Venez à Mujin, la ville du brouillard.
Le cinéma coréen ça n’est pas que du thriller, mais c’est aussi du drame, et Silenced en est l’exemple le plus flagrant, véritable porte-parole d’une innocence blessée.
En 2005 Kang In-ho arrive dans une école où les enfants sont malentendants, mais se rend très vite compte que quelque chose cloche, ceux-ci s’étaient cloitrés dans une sorte d’autisme. La raison est simple, ils sont les souffres-douleurs des jumeaux proviseurs et autres enseignants. Kang In-ho, d’abord aveugle face à des actes trop abominables pour être réels se réveille néanmoins très vite et met sa vie au second plan pour se consacrer entièrement à ces enfants dans la détresse la plus profonde.
Ecrit et réalisé par le cinéaste Dong-hyuk Hwang, qui dirige sa seconde bobine après My Father qui datait de 2007, vient reprendre le flambeau de Kang In-ho, déjà repris par Jee-young Cong qui a couché l’histoire sur le papier. Roman dans une main et caméra dans l’autre, Dong-hyuk Hwang nous emmène dans un enfer où la cruauté est maître mot. Des hommes qui abusent d’enfants c’est déjà une infamie, mais lorsqu’ils profitent d’un handicap qui les empêchent de s’exprimer nous dépassons alors ce stade pour ne plus parler que d’être démoniaques. D’ailleurs l’oeuvre est, en plus de la mise à mort de ces salauds, l’exposition d’un Corée où les échelons de la justice sont pourris au point que malgré des témoignages accablants, tout le monde s’en sort innocenté, ou au pire avec une légère tape sur la main. Une telle injustice méritait de faire parler d’elle, et si la littérature ne permet pas toujours de s’exprimer à grande échelle, le cinéma le peut plus facilement, et en 2011 le métrage a fait l’effet d’une bombe, poussant le gouvernement à fermer l’établissement scolaire et à démarrer un nouveau procès.
Cette descente aux enfers d’un professeur altruiste nous est servie de main de maître par Dong-hyuk Hwang qui dirige son casting avec fermeté et puissance. On sent les acteurs impliqués, tout le monde est à sa place et personne n’en fait jamais trop, en particulier les enfants, criant de vérité, malgré leur mutisme, mais dont le regard en dit long sur le travail de direction qui a été fait. Pas de mélodramatique, pas de pathos, uniquement de la justesse renforcée par une narration fluide et passionnante, découpée à parts égales entre le face à face avec l’horreur puis le déroulement du procès, ou plutôt la parodie de procès. Le réalisateur a d’ailleurs un talent assez déstabilisant à filmer les scènes d’attouchements, travaillant l’image au point de lui donner une ambiance d’une poésie morbide retournant l’estomac (bien que presque tout soit occulté), à l’inverse des scènes de brimades qui quant à elles vont dans la bestialité la plus basse.

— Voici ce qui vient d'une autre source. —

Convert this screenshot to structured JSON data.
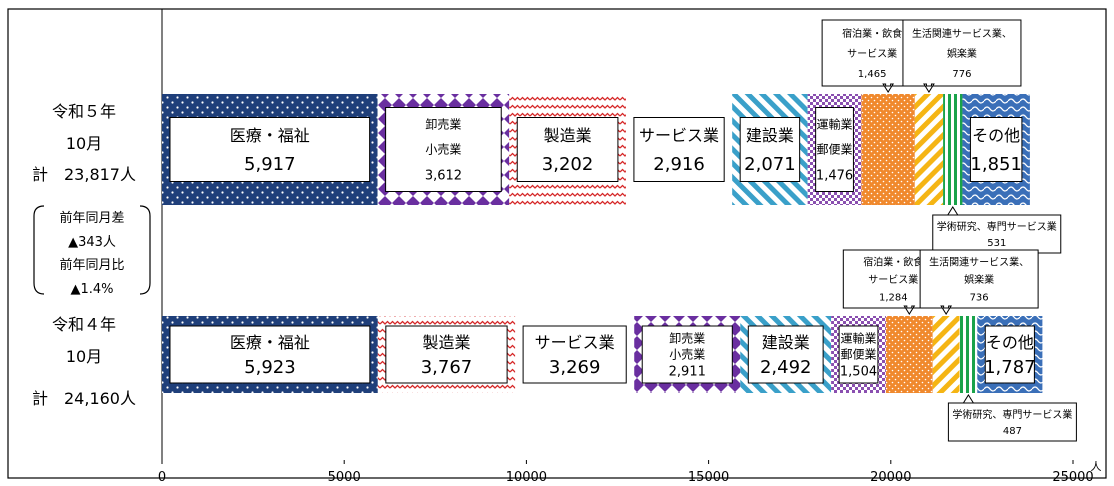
{
  "colors": {
    "medical": "#1f3f7a",
    "wholesale": "#6a2fa0",
    "manufacturing": "#d62828",
    "service": "#7cc242",
    "construction": "#3aa0c9",
    "transport": "#8a4fb0",
    "accommodation": "#f0892d",
    "living": "#f5b514",
    "academic": "#1aa34a",
    "other": "#3a6fb8"
  },
  "rows": {
    "r5": {
      "title": "令和５年",
      "month": "10月",
      "total": "計　23,817人"
    },
    "r4": {
      "title": "令和４年",
      "month": "10月",
      "total": "計　24,160人"
    }
  },
  "comparison": {
    "diff_label": "前年同月差",
    "diff_value": "▲343人",
    "ratio_label": "前年同月比",
    "ratio_value": "▲1.4%"
  },
  "chart_data": {
    "type": "bar",
    "orientation": "horizontal-stacked",
    "unit": "人",
    "xlim": [
      0,
      25000
    ],
    "xticks": [
      "0",
      "5000",
      "10000",
      "15000",
      "20000",
      "25000"
    ],
    "rows": [
      {
        "key": "r5",
        "segments": [
          {
            "id": "medical",
            "label": [
              "医療・福祉",
              "5,917"
            ],
            "value": 5917
          },
          {
            "id": "wholesale",
            "label": [
              "卸売業",
              "小売業",
              "3,612"
            ],
            "value": 3612
          },
          {
            "id": "manufacturing",
            "label": [
              "製造業",
              "3,202"
            ],
            "value": 3202
          },
          {
            "id": "service",
            "label": [
              "サービス業",
              "2,916"
            ],
            "value": 2916
          },
          {
            "id": "construction",
            "label": [
              "建設業",
              "2,071"
            ],
            "value": 2071
          },
          {
            "id": "transport",
            "label": [
              "運輸業",
              "郵便業",
              "1,476"
            ],
            "value": 1476
          },
          {
            "id": "accommodation",
            "label": [],
            "value": 1465
          },
          {
            "id": "living",
            "label": [],
            "value": 776
          },
          {
            "id": "academic",
            "label": [],
            "value": 531
          },
          {
            "id": "other",
            "label": [
              "その他",
              "1,851"
            ],
            "value": 1851
          }
        ],
        "callouts": [
          {
            "id": "accommodation",
            "lines": [
              "宿泊業・飲食",
              "サービス業",
              "1,465"
            ],
            "side": "above"
          },
          {
            "id": "living",
            "lines": [
              "生活関連サービス業、",
              "娯楽業",
              "776"
            ],
            "side": "above"
          },
          {
            "id": "academic",
            "lines": [
              "学術研究、専門サービス業",
              "531"
            ],
            "side": "below"
          }
        ]
      },
      {
        "key": "r4",
        "segments": [
          {
            "id": "medical",
            "label": [
              "医療・福祉",
              "5,923"
            ],
            "value": 5923
          },
          {
            "id": "manufacturing",
            "label": [
              "製造業",
              "3,767"
            ],
            "value": 3767
          },
          {
            "id": "service",
            "label": [
              "サービス業",
              "3,269"
            ],
            "value": 3269
          },
          {
            "id": "wholesale",
            "label": [
              "卸売業",
              "小売業",
              "2,911"
            ],
            "value": 2911
          },
          {
            "id": "construction",
            "label": [
              "建設業",
              "2,492"
            ],
            "value": 2492
          },
          {
            "id": "transport",
            "label": [
              "運輸業",
              "郵便業",
              "1,504"
            ],
            "value": 1504
          },
          {
            "id": "accommodation",
            "label": [],
            "value": 1284
          },
          {
            "id": "living",
            "label": [],
            "value": 736
          },
          {
            "id": "academic",
            "label": [],
            "value": 487
          },
          {
            "id": "other",
            "label": [
              "その他",
              "1,787"
            ],
            "value": 1787
          }
        ],
        "callouts": [
          {
            "id": "accommodation",
            "lines": [
              "宿泊業・飲食",
              "サービス業",
              "1,284"
            ],
            "side": "above"
          },
          {
            "id": "living",
            "lines": [
              "生活関連サービス業、",
              "娯楽業",
              "736"
            ],
            "side": "above"
          },
          {
            "id": "academic",
            "lines": [
              "学術研究、専門サービス業",
              "487"
            ],
            "side": "below"
          }
        ]
      }
    ]
  }
}
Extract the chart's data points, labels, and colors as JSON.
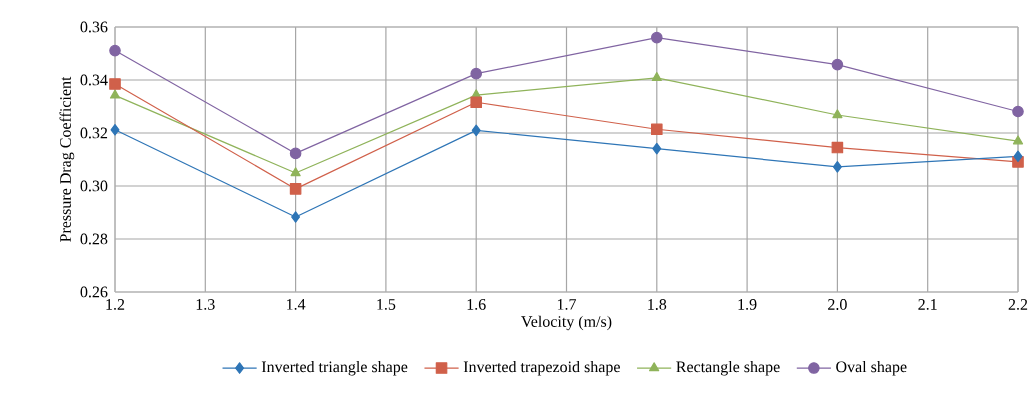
{
  "chart_data": {
    "type": "line",
    "xlabel": "Velocity (m/s)",
    "ylabel": "Pressure Drag Coefficient",
    "x": [
      1.2,
      1.4,
      1.6,
      1.8,
      2.0,
      2.2
    ],
    "series": [
      {
        "name": "Inverted triangle shape",
        "color": "#2e75b6",
        "marker": "diamond",
        "values": [
          0.3212,
          0.2883,
          0.321,
          0.3141,
          0.3072,
          0.3112
        ]
      },
      {
        "name": "Inverted trapezoid shape",
        "color": "#d0604a",
        "marker": "square",
        "values": [
          0.3385,
          0.2989,
          0.3316,
          0.3214,
          0.3145,
          0.3091
        ]
      },
      {
        "name": "Rectangle shape",
        "color": "#8fb35a",
        "marker": "triangle",
        "values": [
          0.3342,
          0.3049,
          0.3343,
          0.3408,
          0.3268,
          0.3169
        ]
      },
      {
        "name": "Oval shape",
        "color": "#8064a2",
        "marker": "circle",
        "values": [
          0.3511,
          0.3123,
          0.3424,
          0.356,
          0.3458,
          0.3281
        ]
      }
    ],
    "xlim": [
      1.2,
      2.2
    ],
    "xticks": [
      1.2,
      1.3,
      1.4,
      1.5,
      1.6,
      1.7,
      1.8,
      1.9,
      {
        "value": 2.0,
        "label": "2.0"
      },
      2.1,
      2.2
    ],
    "ylim": [
      0.26,
      0.36
    ],
    "yticks": [
      0.26,
      0.28,
      {
        "value": 0.3,
        "label": "0.30"
      },
      0.32,
      0.34,
      0.36
    ],
    "grid": true,
    "legend": "bottom",
    "line_style": "solid"
  }
}
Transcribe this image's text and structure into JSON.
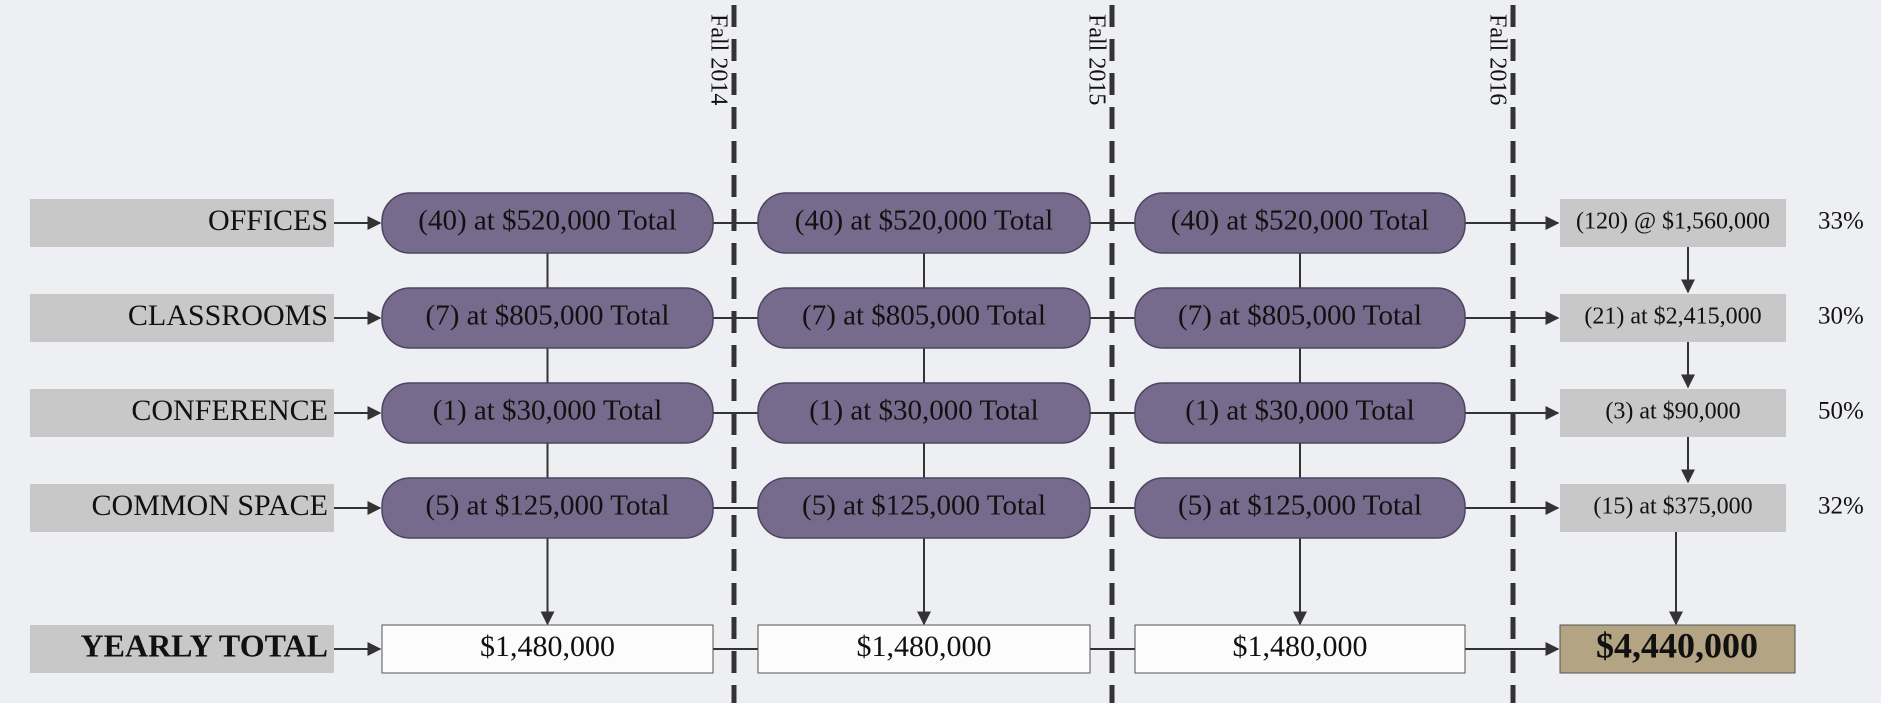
{
  "milestones": [
    "Fall 2014",
    "Fall 2015",
    "Fall 2016"
  ],
  "rows": [
    {
      "label": "OFFICES",
      "cells": [
        "(40) at $520,000 Total",
        "(40) at $520,000 Total",
        "(40) at $520,000 Total"
      ],
      "summary": "(120) @ $1,560,000",
      "percent": "33%"
    },
    {
      "label": "CLASSROOMS",
      "cells": [
        "(7) at $805,000 Total",
        "(7) at $805,000 Total",
        "(7) at $805,000 Total"
      ],
      "summary": "(21) at $2,415,000",
      "percent": "30%"
    },
    {
      "label": "CONFERENCE",
      "cells": [
        "(1) at $30,000 Total",
        "(1) at $30,000 Total",
        "(1) at $30,000 Total"
      ],
      "summary": "(3) at $90,000",
      "percent": "50%"
    },
    {
      "label": "COMMON SPACE",
      "cells": [
        "(5) at $125,000 Total",
        "(5) at $125,000 Total",
        "(5) at $125,000 Total"
      ],
      "summary": "(15) at $375,000",
      "percent": "32%"
    }
  ],
  "total": {
    "label": "YEARLY TOTAL",
    "cells": [
      "$1,480,000",
      "$1,480,000",
      "$1,480,000"
    ],
    "grand_total": "$4,440,000"
  }
}
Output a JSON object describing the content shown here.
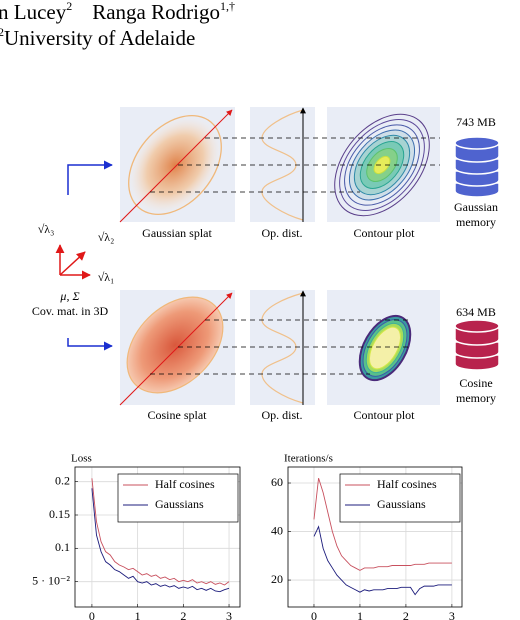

Silenced est une oeuvre qui vous prend aux tripes, mais surtout un chef d’oeuvre à tous les niveaux, triste, très triste, car au moment du tournage (comme à l’écriture du livre) le désespoir était très certainement dans l’esprit de tous, personne ne s’attendant à ce que le métrage puisse venir ébranler des fondations juridiques pourries à ce point jusqu’à la moelle. L’arrivée de ce film est la bienvenue, mais il reste paradoxalement affreux qu’une oeuvre cinématographique se doive de jouer un rôle social, viols, tortures, décès et témoignages d’enfants n’ayant eu jusqu’ici que très peu d’impact. On pense à Dong-hyuk Hwang qui a fait un travail considérable, mais l’on pense aussi à ces enfants dont l’enfance, voire la vie, ont été volés. Une seule occasion de le voir sur grand écran, et ce sera lors de l’édition 2012 du Festival du Film Coréen à Paris.